Translating Stem Cell Research from the Bench to the Clinic: A Need for Better Quality Data

T he Irish mathematical physicist Lord Kelvin (1824–1907), is famously quoted as saying, “when you can measure what you are speaking about and express it in numbers you know something about it; but when you cannot measure it, when you cannot express it in numbers, your knowledge is of a meagre and unsatisfactory kind: it may be the beginning of knowledge, but you have scarcely, in your thoughts, advanced to the stage of science.” Surely, cell biology is a science, but it has yet to reach a level of knowledge on par with physics and chemistry. Biological systems must follow the laws of physics, but the large number of molecular events and interactions, the significant role of stochastic fluctuations, and the emergent properties that arise from this complexity, conspire to make it particularly challenging to discover the rules that allow prediction of biological phenomena.

The required achievements for viable cell therapies include, among others, specified cell replacement, appropriate development, and localization. These formidable goals would ideally be achieved through detailed knowledge of the biochemical events that are directly related to a given manipulation. In fact, such knowledge is incomplete, so progress is necessarily guided by experience and improved results rather than a predetermined, optimized production. Even more challenging is the predictability of undesired outcomes through events that are indirectly related to the initial manipulation. Achieving that depth of knowledge and understanding is too large a task for individual research laboratories. Clearly, there is the need to share, reproduce, and build on the data of others.
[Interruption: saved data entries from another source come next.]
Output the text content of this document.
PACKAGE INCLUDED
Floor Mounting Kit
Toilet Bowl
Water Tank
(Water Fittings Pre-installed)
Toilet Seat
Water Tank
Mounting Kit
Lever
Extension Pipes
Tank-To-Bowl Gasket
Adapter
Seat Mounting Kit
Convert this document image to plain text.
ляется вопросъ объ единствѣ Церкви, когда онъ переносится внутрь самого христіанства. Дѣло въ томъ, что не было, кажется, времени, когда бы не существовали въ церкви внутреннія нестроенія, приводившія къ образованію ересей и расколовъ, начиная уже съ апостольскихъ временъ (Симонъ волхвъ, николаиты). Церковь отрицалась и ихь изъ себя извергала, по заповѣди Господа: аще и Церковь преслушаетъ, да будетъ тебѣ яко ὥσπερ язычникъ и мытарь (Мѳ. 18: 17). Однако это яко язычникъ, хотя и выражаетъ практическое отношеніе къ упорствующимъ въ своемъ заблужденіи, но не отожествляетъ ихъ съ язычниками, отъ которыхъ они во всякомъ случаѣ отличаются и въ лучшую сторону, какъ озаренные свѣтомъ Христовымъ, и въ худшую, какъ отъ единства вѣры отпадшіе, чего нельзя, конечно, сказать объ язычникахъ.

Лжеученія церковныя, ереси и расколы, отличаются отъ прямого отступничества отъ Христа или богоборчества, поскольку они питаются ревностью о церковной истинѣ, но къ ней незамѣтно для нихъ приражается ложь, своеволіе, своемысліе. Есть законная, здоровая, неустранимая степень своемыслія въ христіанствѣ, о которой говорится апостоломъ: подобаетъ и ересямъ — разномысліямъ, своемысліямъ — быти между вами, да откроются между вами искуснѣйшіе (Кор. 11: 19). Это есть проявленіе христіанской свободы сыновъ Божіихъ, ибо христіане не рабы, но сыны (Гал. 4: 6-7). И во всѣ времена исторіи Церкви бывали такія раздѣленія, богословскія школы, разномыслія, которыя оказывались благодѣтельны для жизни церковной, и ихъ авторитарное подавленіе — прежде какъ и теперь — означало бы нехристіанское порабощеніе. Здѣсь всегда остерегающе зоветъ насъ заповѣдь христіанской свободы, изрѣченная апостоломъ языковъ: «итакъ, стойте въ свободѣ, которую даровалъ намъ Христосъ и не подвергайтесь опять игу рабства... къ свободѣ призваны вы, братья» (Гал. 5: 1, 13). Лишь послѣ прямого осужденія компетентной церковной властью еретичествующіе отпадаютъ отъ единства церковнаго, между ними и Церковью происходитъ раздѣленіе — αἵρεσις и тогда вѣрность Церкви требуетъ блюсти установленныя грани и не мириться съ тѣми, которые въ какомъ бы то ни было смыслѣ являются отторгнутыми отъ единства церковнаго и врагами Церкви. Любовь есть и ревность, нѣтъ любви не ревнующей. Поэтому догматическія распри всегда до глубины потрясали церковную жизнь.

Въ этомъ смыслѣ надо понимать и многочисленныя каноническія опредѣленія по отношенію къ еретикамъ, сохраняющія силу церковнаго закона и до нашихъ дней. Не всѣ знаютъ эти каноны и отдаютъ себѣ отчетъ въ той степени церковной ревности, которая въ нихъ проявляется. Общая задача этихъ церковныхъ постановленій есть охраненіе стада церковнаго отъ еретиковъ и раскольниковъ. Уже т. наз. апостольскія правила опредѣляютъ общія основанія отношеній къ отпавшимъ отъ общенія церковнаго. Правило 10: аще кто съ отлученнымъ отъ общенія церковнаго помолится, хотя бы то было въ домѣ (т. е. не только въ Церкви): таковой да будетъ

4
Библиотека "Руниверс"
The scientific method demands that the same materials manipulated with the same protocol produce the same result. Researchers talking about their protocols state that, “it works for us” and “the results are reproducible in our lab.” However, it is important to precisely and numerically delineate what works mean, and define thoroughly, through the use of sufficiently controlled experiments, the conditions under which the observations are reproducible in any laboratory. One necessity is the reporting of more experimental and procedural details than are currently commonly provided; and another is more reporting of control experiments. Would discovery be more successful and efficient if more and better measurements were being reported? Or would the redundancy of extensive control experiments slow the process down? A recent commentary [1] indicated that only a very small percentage of landmark studies in cancer research can be reproduced in pharmaceutical laboratories that are interested in developing new treatments. Yet, many of these articles are highly cited, and influence the performance of, or avoidance of, related research in other laboratories. Observations such as these suggest that progress would be more efficient and cost-effective if more emphasis was placed on rigorous performance and reporting of experiments. The resulting increased reproducibility of results, robustness of reagents and procedures, and verifiable evidence of accuracy with appropriate controls and analytical procedures would surely minimize bias and uncertainty.
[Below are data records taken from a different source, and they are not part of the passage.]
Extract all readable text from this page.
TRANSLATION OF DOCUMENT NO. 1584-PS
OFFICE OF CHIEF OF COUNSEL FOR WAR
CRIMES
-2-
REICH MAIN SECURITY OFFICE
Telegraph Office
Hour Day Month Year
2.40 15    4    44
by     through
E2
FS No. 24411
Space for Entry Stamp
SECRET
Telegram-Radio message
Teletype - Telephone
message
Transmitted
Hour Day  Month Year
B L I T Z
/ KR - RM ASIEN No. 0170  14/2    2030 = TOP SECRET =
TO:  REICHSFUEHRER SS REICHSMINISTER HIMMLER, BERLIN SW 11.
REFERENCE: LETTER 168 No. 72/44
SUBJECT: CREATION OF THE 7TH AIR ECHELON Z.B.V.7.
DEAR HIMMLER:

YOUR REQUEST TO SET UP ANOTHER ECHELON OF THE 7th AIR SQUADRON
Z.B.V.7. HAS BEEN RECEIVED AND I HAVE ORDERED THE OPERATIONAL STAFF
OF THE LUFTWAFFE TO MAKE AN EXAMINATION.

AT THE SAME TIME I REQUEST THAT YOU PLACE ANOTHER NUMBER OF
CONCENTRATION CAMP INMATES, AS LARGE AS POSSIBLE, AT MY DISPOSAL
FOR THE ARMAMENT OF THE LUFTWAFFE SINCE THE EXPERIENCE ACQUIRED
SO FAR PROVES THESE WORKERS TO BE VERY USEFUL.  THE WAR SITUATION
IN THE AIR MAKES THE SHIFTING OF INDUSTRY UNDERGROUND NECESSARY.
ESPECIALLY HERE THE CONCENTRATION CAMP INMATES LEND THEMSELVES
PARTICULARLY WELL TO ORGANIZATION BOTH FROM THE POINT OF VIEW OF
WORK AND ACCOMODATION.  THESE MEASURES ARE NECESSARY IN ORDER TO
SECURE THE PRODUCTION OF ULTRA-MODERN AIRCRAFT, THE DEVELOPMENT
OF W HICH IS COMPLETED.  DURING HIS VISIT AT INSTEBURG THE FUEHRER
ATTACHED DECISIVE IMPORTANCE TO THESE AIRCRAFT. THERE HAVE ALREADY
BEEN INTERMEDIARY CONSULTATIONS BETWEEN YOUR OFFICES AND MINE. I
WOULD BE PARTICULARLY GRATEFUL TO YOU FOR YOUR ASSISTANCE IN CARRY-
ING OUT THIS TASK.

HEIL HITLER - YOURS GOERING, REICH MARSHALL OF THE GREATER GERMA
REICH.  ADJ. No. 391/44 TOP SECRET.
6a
Reproducible, accurate, and robust measurements will allow the field to reap greater benefits from our national investment in research in the biomedical sciences. Perhaps, much of the data that are submitted for publication are based on measurements that are reproducible, accurate, and robust; but rarely are these supporting data reported. Data submitted for publication represent the culmination of a series of experiments, some of which might have worked the first time they were performed, but many of which will have required extensive optimization [2]. To the extent that such data sets exist they are of value, but are currently languishing in individual laboratories. These unpublished data sets likely include control data from pilot experiments that tested reagents, for example, as well as replications of the experiment. Within the current publication model, there is clearly no space to include these auxiliary data sets with the final publication. However, as we move increasingly to an online publication model, there is no reason why these data could not form part of the supplementary materials, and perhaps even be part of a searchable database. We must evolve our enterprise to promote reporting of metrics and experimental details associated with complex laboratory activities such as cell culture and derivation of cell lines. These details are not independent of, but rather enhance, the hypothesis-driven experiment, and elevate our understanding and characterization of stem cell research to a more rigorous level. We similarly need to evolve our statistical analysis armetorium so as to be able to harvest useful information and make relevant interpretation of the huge data sets that could be made available.
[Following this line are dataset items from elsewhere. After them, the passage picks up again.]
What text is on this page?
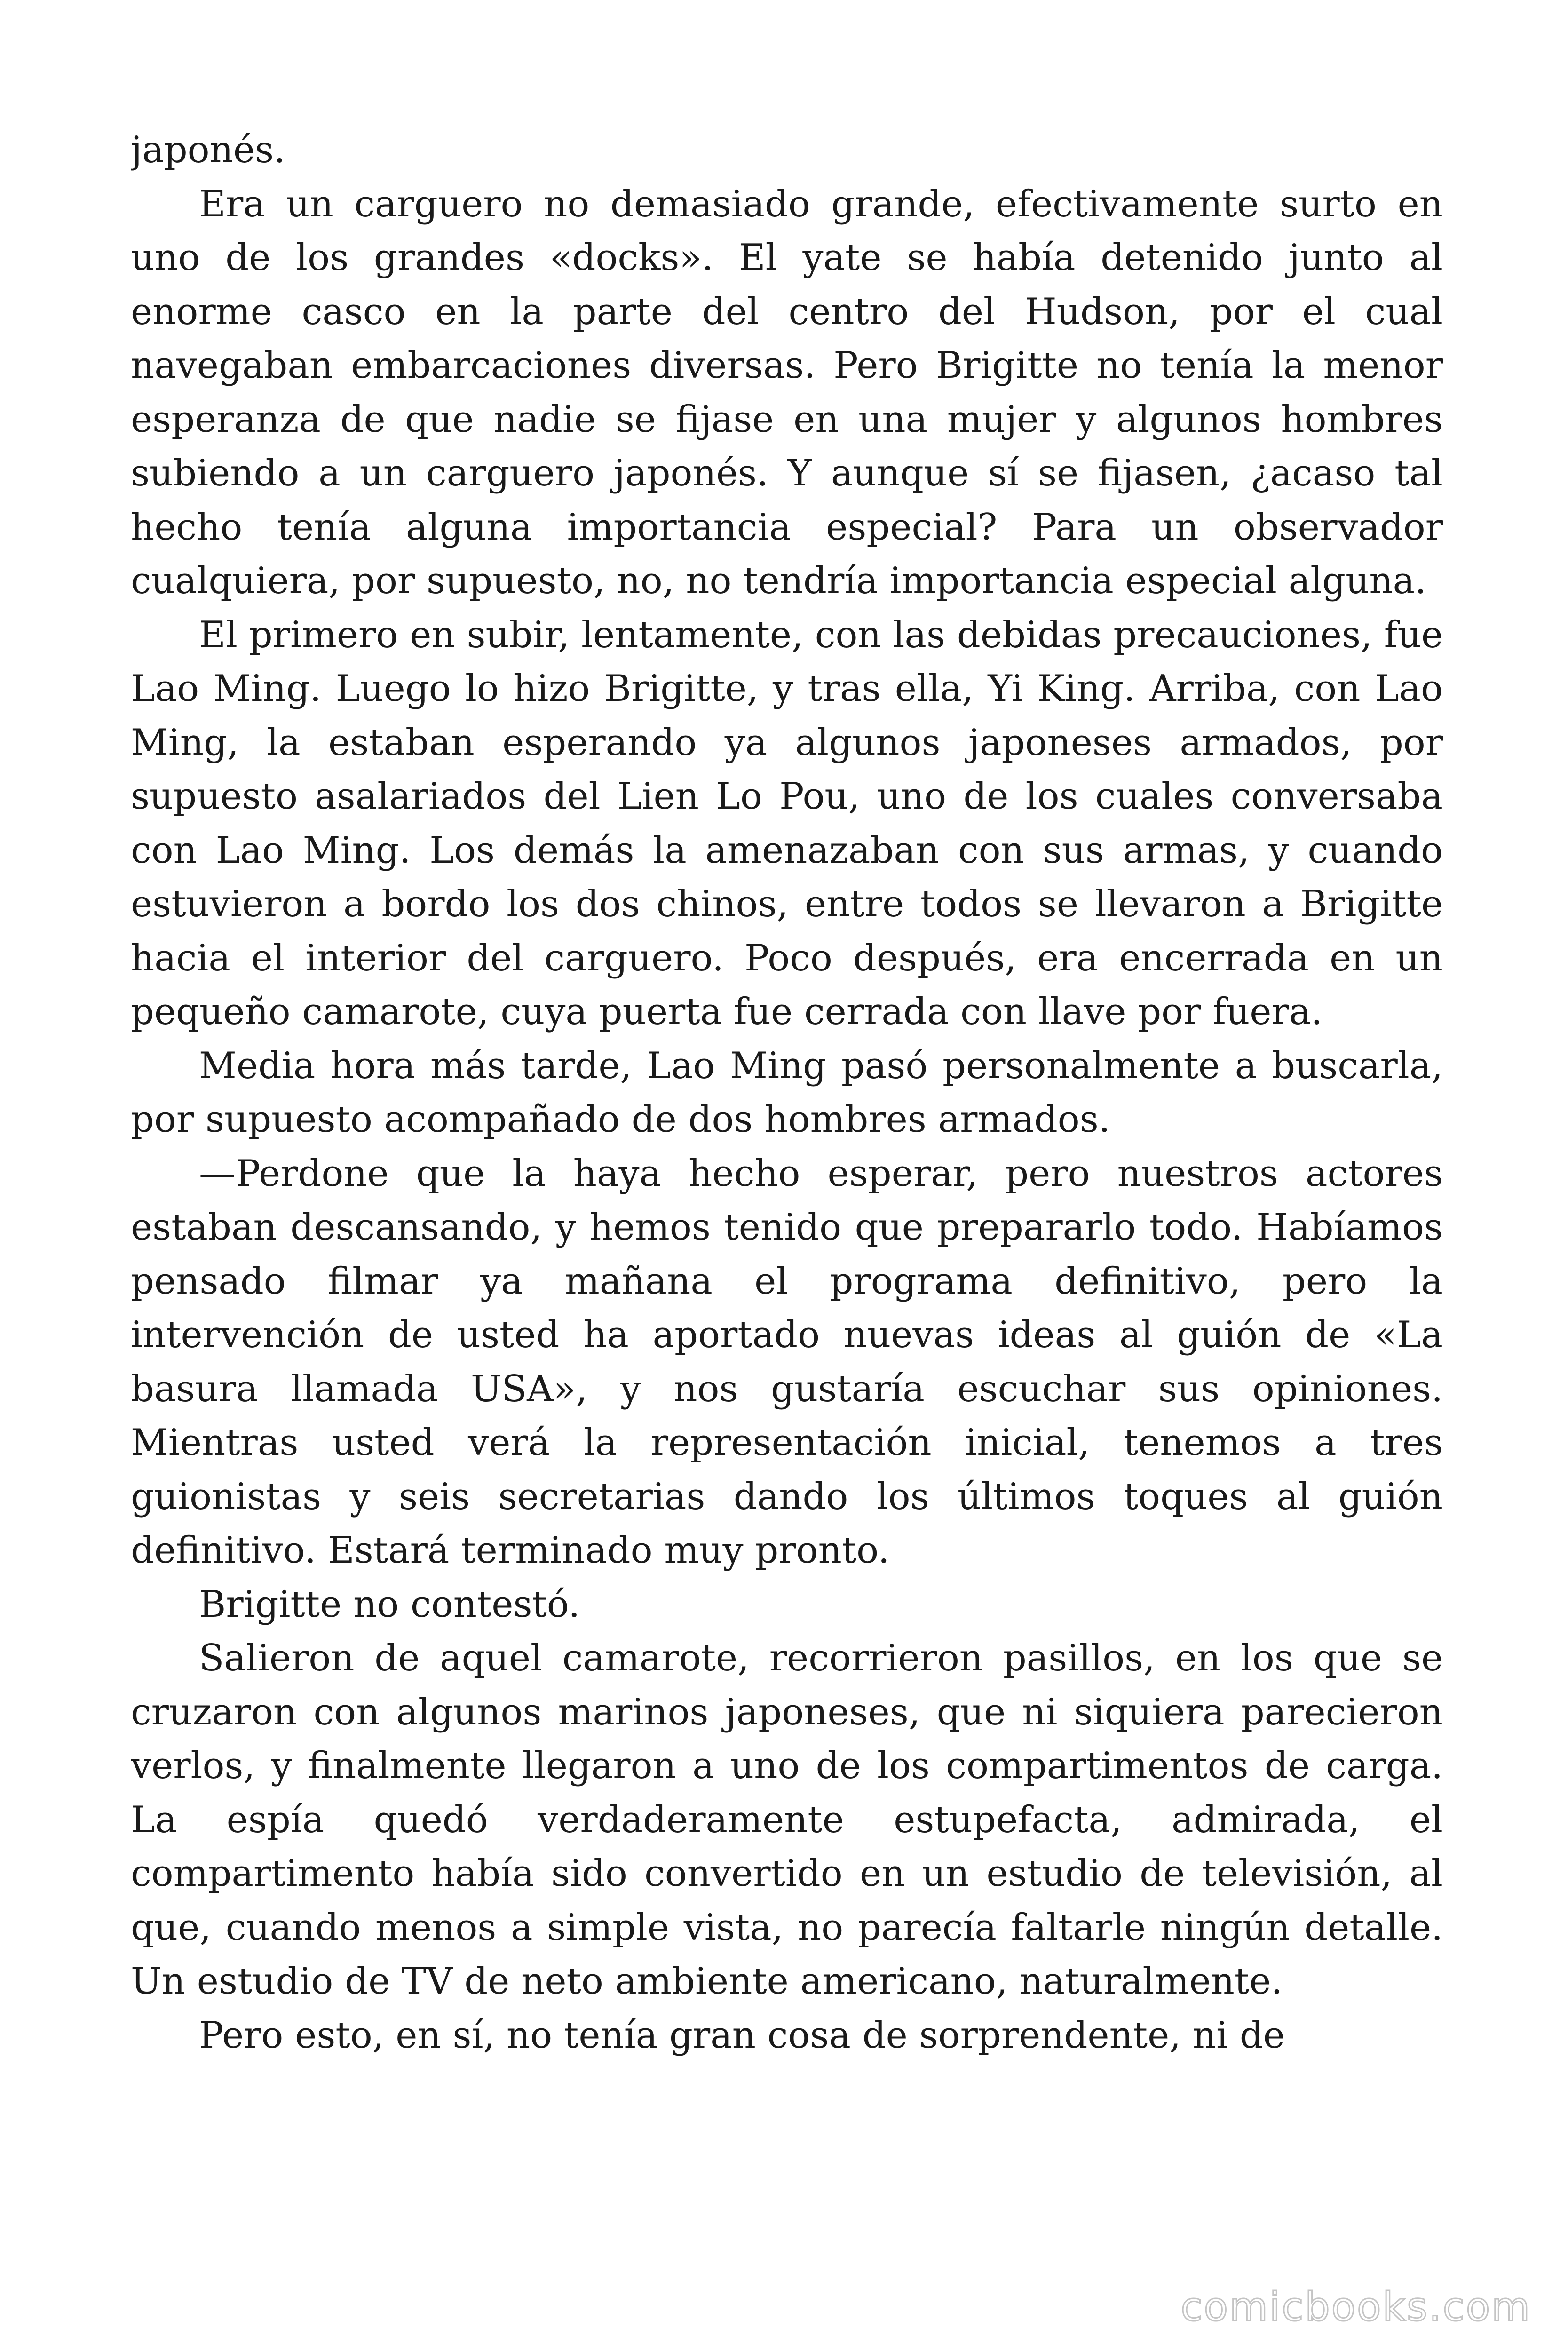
japonés.

Era un carguero no demasiado grande, efectivamente surto en uno de los grandes «docks». El yate se había detenido junto al enorme casco en la parte del centro del Hudson, por el cual navegaban embarcaciones diversas. Pero Brigitte no tenía la menor esperanza de que nadie se fijase en una mujer y algunos hombres subiendo a un carguero japonés. Y aunque sí se fijasen, ¿acaso tal hecho tenía alguna importancia especial? Para un observador cualquiera, por supuesto, no, no tendría importancia especial alguna.

El primero en subir, lentamente, con las debidas precauciones, fue Lao Ming. Luego lo hizo Brigitte, y tras ella, Yi King. Arriba, con Lao Ming, la estaban esperando ya algunos japoneses armados, por supuesto asalariados del Lien Lo Pou, uno de los cuales conversaba con Lao Ming. Los demás la amenazaban con sus armas, y cuando estuvieron a bordo los dos chinos, entre todos se llevaron a Brigitte hacia el interior del carguero. Poco después, era encerrada en un pequeño camarote, cuya puerta fue cerrada con llave por fuera.

Media hora más tarde, Lao Ming pasó personalmente a buscarla, por supuesto acompañado de dos hombres armados.

—Perdone que la haya hecho esperar, pero nuestros actores estaban descansando, y hemos tenido que prepararlo todo. Habíamos pensado filmar ya mañana el programa definitivo, pero la intervención de usted ha aportado nuevas ideas al guión de «La basura llamada USA», y nos gustaría escuchar sus opiniones. Mientras usted verá la representación inicial, tenemos a tres guionistas y seis secretarias dando los últimos toques al guión definitivo. Estará terminado muy pronto.

Brigitte no contestó.

Salieron de aquel camarote, recorrieron pasillos, en los que se cruzaron con algunos marinos japoneses, que ni siquiera parecieron verlos, y finalmente llegaron a uno de los compartimentos de carga. La espía quedó verdaderamente estupefacta, admirada, el compartimento había sido convertido en un estudio de televisión, al que, cuando menos a simple vista, no parecía faltarle ningún detalle. Un estudio de TV de neto ambiente americano, naturalmente.

Pero esto, en sí, no tenía gran cosa de sorprendente, ni de

comicbooks.com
Currently, the biomedical research enterprise is focused on discovery. Potentially, groundbreaking research reports in top tier journals have their Methods section relegated to supplementary information, or, at best, the end of the research article. Articles that report methods development and validation are usually published in more specialized journals. However, the how by which a laboratory process was carried out is as important as the result. Unless sufficient control experiments are performed and understood, the findings are susceptible to misinterpretation.

With the sharing of sufficient high-quality data, laboratories can communicate accurately and completely the parameters and conditions that are critical to the biological phenomena being observed. High quality in this context does not mean headline-grabbing, but refers to carefully, rigorously achieved, and precisely reported properly controlled data sets. Such controlled data are unarguably more valuable than impactful, but irreproducible studies. The path from bench to clinic will be accelerated not by short cuts, but through thorough experimentation and responsible reporting.